Depuis plusieurs années Dominik Vallet creuse et explore tous ce que les kiosques ont pu proposer comme bandes dessinées populaires (et même, parfois, moins populaires). Mais après avoir signé BD de kiosque & Science-fiction, BD de kiosque & fantastique ou BD de kiosque & jungle, sa nouvelle livraison ne privilégie pas un genre en particulier. Au contraire, c’est la forme qui l’emporte. L’auteur se plonge dans les « petits formats », autant de « revues de poche » ne dépassant pas 14cm de hauteur mais parmi lesquelles on trouve aussi bien une partie de la production d’Arédit-Artima et, dans une moindre mesure, Lug ou Sagédition. Et pas seulement…

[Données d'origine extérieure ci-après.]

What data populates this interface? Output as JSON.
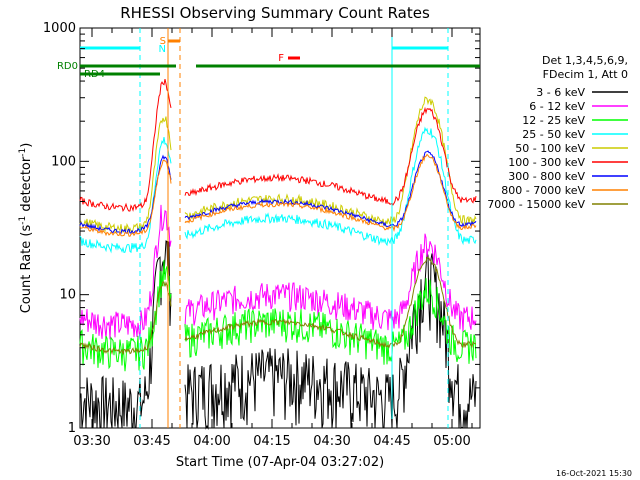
{
  "chart_data": {
    "type": "line",
    "title": "RHESSI Observing Summary Count Rates",
    "xlabel": "Start Time (07-Apr-04 03:27:02)",
    "ylabel_main": "Count Rate (s",
    "ylabel_sup1": "-1",
    "ylabel_mid": " detector",
    "ylabel_sup2": "-1",
    "ylabel_end": ")",
    "yscale": "log",
    "ylim": [
      1,
      1000
    ],
    "xlim_min": [
      0,
      100
    ],
    "x_unit": "minutes from 03:27:02",
    "x_ticks": [
      {
        "label": "03:30",
        "min": 3
      },
      {
        "label": "03:45",
        "min": 18
      },
      {
        "label": "04:00",
        "min": 33
      },
      {
        "label": "04:15",
        "min": 48
      },
      {
        "label": "04:30",
        "min": 63
      },
      {
        "label": "04:45",
        "min": 78
      },
      {
        "label": "05:00",
        "min": 93
      }
    ],
    "y_ticks": [
      {
        "label": "1",
        "value": 1
      },
      {
        "label": "10",
        "value": 10
      },
      {
        "label": "100",
        "value": 100
      },
      {
        "label": "1000",
        "value": 1000
      }
    ],
    "legend_header": [
      "Det 1,3,4,5,6,9,",
      "FDecim 1, Att 0"
    ],
    "series": [
      {
        "name": "3 - 6 keV",
        "color": "#000000"
      },
      {
        "name": "6 - 12 keV",
        "color": "#ff00ff"
      },
      {
        "name": "12 - 25 keV",
        "color": "#00ff00"
      },
      {
        "name": "25 - 50 keV",
        "color": "#00ffff"
      },
      {
        "name": "50 - 100 keV",
        "color": "#cccc00"
      },
      {
        "name": "100 - 300 keV",
        "color": "#ff0000"
      },
      {
        "name": "300 - 800 keV",
        "color": "#0000ff"
      },
      {
        "name": "800 - 7000 keV",
        "color": "#ff8000"
      },
      {
        "name": "7000 - 15000 keV",
        "color": "#808000"
      }
    ],
    "flag_bars": [
      {
        "label": "RD0",
        "color": "#008000",
        "segments": [
          [
            0,
            24
          ],
          [
            29,
            47
          ],
          [
            47,
            69
          ],
          [
            69,
            100
          ]
        ]
      },
      {
        "label": "RD4",
        "color": "#008000",
        "segments": [
          [
            0,
            20
          ]
        ]
      },
      {
        "label": "S",
        "color": "#ff8000",
        "segments": [
          [
            22,
            25
          ]
        ]
      },
      {
        "label": "N",
        "color": "#00ffff",
        "segments": [
          [
            0,
            15
          ],
          [
            78,
            92
          ]
        ]
      },
      {
        "label": "F",
        "color": "#ff0000",
        "segments": [
          [
            52,
            55
          ]
        ]
      }
    ],
    "footer_timestamp": "16-Oct-2021 15:30"
  }
}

BD de Kiosque - Petits Formats de A à ZC’est bien connu : Les éditeurs de comics actuels sont de vilains méchants qui relancent les revues par caprice et font passer de l’une à l’autre le contenu de telle série américaine, compliquant la tâche du pauvre lecteur qui ne demandait qu’une chose : que ça reste « comme avant ». Et pourtant cette tirade nostalgique, cette logique à la « make comics great again », fondée sur le regret d’un avant plus beau, est construite sur du sable. Même si deux ou trois héros de comics ont pu profiter d’un sort un peu plus stable (notamment Iron Man ou Spider-Man dans les pages de Strange), ils n’étaient que l’exception. C’est de tout de temps, en tout cas depuis l’après-guerre, que les éditeurs de BD populaire ont cherché leur public en relançant leurs titres parfois avec des contenus très différents. On ouvrait un numéro d’Etranges Aventures sans savoir s’il nous réservait la suite des aventures d’Adam Warlock ou celles du Ghost Rider. A moins que ce soit le Devil Dinosaur qui se serait glissé dedans. Quid des exploits de Wonder Woman ou de Faucon Noir ? Et ça encore c’est quand on avait l’assurance que l’éditeur n’avait pas tout simplement opté pour du matériel anglais ou espagnol à la place. Le répertoire que nous propose en cette fin d’année 2018 Dominik Vallet a l’avantage de remettre les pendules à l’heure : les BD populaires, et en particulier au niveau des traductions, cela a toujours été le « bordel » (pas moyen de le dire autrement). Et dans le même temps cet effet de chaos se doublait d’un petit côté pochette surprise. Repoussés dans des rayons mals considérés, les petits formats ont proposé pendant des décennies une sorte de coffre à jouets au goût d’interdit, où les aventures de Green Lantern & Green Arrow côtoyaient celles de Jacula ou de Diabolik.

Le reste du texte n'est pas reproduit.